Partners should support and look after each other. Otherwise it isn't a partnership.
My dh has had to look after me through a lot of illness in recent years. We suffered a horrific loss and have supported each other. This is what partners do. He doesn't get angry when I am ill. Your partner doesn't sound as if he cares about you OP. I am so sorry.

struggling1977 · 27/09/2024 22:45

username0489 · 27/09/2024 22:42

No, I'm imagining a scenario where I have a depressed partner who does nothing about their depression and does nothing but talk about it.

I'm imagining our lives revolving around their depression and anxiety because they are too down or anxious to do anything.

But what you're saying is, you're exercising, having therapy, taking medication, eating well and aren't constantly talking about it. However he's angry for no reason and doesn't lift a finger around the house.

In that case, I don't understand why you're with him as he obviously doesn't care about you.

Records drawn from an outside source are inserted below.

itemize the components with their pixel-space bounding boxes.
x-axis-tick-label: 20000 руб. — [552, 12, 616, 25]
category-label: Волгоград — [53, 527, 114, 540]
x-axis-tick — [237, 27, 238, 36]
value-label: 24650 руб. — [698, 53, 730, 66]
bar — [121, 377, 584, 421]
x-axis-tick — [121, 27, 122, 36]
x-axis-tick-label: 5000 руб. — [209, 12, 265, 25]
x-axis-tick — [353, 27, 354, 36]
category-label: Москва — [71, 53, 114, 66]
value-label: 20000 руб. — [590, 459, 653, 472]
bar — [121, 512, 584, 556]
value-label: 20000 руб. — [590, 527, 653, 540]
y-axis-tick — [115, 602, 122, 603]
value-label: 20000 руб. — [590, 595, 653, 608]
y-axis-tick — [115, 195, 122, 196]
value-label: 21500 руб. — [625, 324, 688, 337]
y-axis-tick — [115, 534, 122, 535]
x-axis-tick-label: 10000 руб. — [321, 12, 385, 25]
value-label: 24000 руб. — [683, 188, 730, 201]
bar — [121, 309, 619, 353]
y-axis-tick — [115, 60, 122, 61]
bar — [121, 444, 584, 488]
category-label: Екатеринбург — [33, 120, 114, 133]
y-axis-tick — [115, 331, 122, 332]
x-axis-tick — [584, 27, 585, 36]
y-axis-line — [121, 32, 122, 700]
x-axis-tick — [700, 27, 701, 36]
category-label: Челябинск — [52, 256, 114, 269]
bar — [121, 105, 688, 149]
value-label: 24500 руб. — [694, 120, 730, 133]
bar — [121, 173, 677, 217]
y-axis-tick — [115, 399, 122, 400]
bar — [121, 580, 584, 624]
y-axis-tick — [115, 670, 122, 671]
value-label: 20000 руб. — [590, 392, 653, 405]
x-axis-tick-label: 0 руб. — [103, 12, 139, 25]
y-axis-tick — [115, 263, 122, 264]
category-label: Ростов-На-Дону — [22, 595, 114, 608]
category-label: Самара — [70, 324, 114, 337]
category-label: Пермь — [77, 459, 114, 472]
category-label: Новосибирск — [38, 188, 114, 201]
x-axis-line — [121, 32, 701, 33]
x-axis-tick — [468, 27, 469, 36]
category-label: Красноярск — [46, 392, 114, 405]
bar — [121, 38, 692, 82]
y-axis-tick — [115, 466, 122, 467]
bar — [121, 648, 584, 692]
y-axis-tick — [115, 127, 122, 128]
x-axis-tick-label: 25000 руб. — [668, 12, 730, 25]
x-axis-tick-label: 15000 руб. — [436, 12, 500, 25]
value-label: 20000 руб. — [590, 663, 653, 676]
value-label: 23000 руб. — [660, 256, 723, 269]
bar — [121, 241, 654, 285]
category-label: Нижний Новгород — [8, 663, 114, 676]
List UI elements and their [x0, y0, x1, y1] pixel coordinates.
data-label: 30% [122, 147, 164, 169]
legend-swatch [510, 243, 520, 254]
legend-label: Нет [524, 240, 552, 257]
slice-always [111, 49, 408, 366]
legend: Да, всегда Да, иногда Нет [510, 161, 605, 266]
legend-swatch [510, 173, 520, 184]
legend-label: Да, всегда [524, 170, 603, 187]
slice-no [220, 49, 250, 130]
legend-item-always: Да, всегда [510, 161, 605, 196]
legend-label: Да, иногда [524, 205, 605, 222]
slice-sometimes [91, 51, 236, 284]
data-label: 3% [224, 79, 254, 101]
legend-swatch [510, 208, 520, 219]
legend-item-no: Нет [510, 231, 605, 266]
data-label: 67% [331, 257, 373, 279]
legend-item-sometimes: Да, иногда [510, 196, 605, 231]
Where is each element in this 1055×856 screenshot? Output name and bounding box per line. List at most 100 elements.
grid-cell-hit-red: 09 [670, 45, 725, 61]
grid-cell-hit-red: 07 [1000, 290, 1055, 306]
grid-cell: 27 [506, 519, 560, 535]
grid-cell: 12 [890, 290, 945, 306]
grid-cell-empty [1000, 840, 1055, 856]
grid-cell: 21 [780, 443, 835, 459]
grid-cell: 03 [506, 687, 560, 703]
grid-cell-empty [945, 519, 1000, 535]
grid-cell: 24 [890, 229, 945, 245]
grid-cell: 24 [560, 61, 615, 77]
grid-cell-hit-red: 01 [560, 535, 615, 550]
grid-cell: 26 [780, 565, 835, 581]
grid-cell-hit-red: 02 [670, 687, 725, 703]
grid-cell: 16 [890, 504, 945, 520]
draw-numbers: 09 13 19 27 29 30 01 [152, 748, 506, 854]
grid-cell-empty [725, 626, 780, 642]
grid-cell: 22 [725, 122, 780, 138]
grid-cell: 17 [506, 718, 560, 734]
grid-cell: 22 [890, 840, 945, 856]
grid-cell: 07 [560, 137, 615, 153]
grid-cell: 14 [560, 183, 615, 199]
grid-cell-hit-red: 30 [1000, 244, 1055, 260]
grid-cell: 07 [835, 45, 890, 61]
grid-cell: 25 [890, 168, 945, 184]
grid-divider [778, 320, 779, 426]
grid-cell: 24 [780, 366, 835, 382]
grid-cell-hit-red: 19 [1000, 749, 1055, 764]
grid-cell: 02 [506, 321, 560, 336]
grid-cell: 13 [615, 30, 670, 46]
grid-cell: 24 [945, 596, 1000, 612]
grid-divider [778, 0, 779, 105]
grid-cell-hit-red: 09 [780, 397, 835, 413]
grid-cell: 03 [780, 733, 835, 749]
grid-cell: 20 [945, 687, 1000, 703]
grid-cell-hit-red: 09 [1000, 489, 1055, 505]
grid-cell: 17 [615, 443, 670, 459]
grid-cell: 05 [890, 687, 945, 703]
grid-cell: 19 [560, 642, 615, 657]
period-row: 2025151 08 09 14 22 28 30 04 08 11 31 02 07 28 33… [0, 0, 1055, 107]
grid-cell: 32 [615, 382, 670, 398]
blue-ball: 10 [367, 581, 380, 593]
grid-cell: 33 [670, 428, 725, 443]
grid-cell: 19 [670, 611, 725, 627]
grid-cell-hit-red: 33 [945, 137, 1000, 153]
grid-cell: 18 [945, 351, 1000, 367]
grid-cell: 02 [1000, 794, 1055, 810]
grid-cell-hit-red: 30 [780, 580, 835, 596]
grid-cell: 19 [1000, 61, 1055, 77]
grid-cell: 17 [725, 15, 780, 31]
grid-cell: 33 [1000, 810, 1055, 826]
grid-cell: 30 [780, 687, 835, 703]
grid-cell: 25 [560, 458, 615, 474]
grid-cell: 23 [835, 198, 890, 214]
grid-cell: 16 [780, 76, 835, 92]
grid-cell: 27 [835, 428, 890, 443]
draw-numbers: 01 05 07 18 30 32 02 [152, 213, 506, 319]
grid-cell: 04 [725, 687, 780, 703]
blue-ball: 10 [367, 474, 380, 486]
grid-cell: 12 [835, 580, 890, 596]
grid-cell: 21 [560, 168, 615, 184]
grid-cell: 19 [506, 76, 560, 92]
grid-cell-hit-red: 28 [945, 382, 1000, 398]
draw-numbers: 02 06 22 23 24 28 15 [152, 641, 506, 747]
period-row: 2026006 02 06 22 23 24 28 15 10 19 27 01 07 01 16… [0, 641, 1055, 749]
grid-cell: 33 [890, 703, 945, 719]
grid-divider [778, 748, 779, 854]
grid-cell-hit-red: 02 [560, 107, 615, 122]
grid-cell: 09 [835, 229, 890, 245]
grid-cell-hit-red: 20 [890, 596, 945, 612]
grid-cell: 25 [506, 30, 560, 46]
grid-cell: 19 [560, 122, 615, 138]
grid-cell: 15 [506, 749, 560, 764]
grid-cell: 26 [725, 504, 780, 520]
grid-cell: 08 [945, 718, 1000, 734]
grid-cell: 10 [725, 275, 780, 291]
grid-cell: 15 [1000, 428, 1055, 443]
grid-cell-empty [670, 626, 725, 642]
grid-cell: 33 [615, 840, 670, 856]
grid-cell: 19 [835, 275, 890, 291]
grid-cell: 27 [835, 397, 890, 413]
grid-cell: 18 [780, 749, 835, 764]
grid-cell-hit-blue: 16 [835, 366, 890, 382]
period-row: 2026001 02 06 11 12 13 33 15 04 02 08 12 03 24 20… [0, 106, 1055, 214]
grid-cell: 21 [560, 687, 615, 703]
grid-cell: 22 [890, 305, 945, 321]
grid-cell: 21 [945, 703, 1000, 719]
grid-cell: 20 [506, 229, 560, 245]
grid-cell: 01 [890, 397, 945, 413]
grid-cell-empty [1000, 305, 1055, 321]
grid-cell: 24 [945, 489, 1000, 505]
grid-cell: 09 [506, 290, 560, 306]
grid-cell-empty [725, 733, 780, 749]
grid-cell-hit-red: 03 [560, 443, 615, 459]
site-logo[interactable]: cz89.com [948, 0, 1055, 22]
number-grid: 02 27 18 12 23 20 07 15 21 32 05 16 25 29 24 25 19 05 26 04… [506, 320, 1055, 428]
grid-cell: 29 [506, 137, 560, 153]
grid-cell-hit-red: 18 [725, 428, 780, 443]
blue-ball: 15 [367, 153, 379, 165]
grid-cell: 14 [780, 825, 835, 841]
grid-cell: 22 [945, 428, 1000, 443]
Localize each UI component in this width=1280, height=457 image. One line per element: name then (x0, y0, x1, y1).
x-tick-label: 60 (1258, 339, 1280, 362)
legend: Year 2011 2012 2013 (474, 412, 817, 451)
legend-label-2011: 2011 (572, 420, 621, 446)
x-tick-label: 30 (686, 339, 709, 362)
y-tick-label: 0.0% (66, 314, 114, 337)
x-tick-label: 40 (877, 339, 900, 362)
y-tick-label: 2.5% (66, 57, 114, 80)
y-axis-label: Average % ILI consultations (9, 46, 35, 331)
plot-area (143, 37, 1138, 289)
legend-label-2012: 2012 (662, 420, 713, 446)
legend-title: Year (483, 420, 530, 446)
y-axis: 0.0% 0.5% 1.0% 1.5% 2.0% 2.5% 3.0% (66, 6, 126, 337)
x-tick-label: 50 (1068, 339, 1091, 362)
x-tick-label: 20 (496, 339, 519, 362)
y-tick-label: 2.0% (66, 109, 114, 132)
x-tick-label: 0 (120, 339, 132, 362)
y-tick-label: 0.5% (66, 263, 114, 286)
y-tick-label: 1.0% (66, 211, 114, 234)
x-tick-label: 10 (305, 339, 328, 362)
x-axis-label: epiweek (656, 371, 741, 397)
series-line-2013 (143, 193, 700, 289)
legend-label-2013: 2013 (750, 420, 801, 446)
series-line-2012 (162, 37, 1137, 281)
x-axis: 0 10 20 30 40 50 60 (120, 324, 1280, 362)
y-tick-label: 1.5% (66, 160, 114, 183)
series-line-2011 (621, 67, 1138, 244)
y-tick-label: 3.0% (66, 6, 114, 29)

Nope not accurate scenario.

OP posts:
PinkStringofHearts · 27/09/2024 22:49

My husband was seriously depressed for a few years and I'd be lying if I said I never felt angry or resentful of him during that time. It might be different because I suppose gender roles in the home tend to be different but for me I resented being the one that always had to keep the spirits up. I was cheery mum, let's go to the zoo today, let's go to the castle, always being the one that pushed everyone on if that makes sense? At the same time I was really worried about dh(he was suicidal at times), I had 2 young kids and it was a lot. I basically ran out of compassion sometimes, occasionally I needed it to be about me but it was always about him and his needs. He sucked the life out of me, the fun out of me but he was ill and I wasn't so he came first, always, that's where the resentment came in. I felt awful for how I felt but I hid it as best I could from him.

It was a really shit time for both of us. I suppose it really depends on how your depression presents itself, how long it has been going on and what effects it has on your day to day life?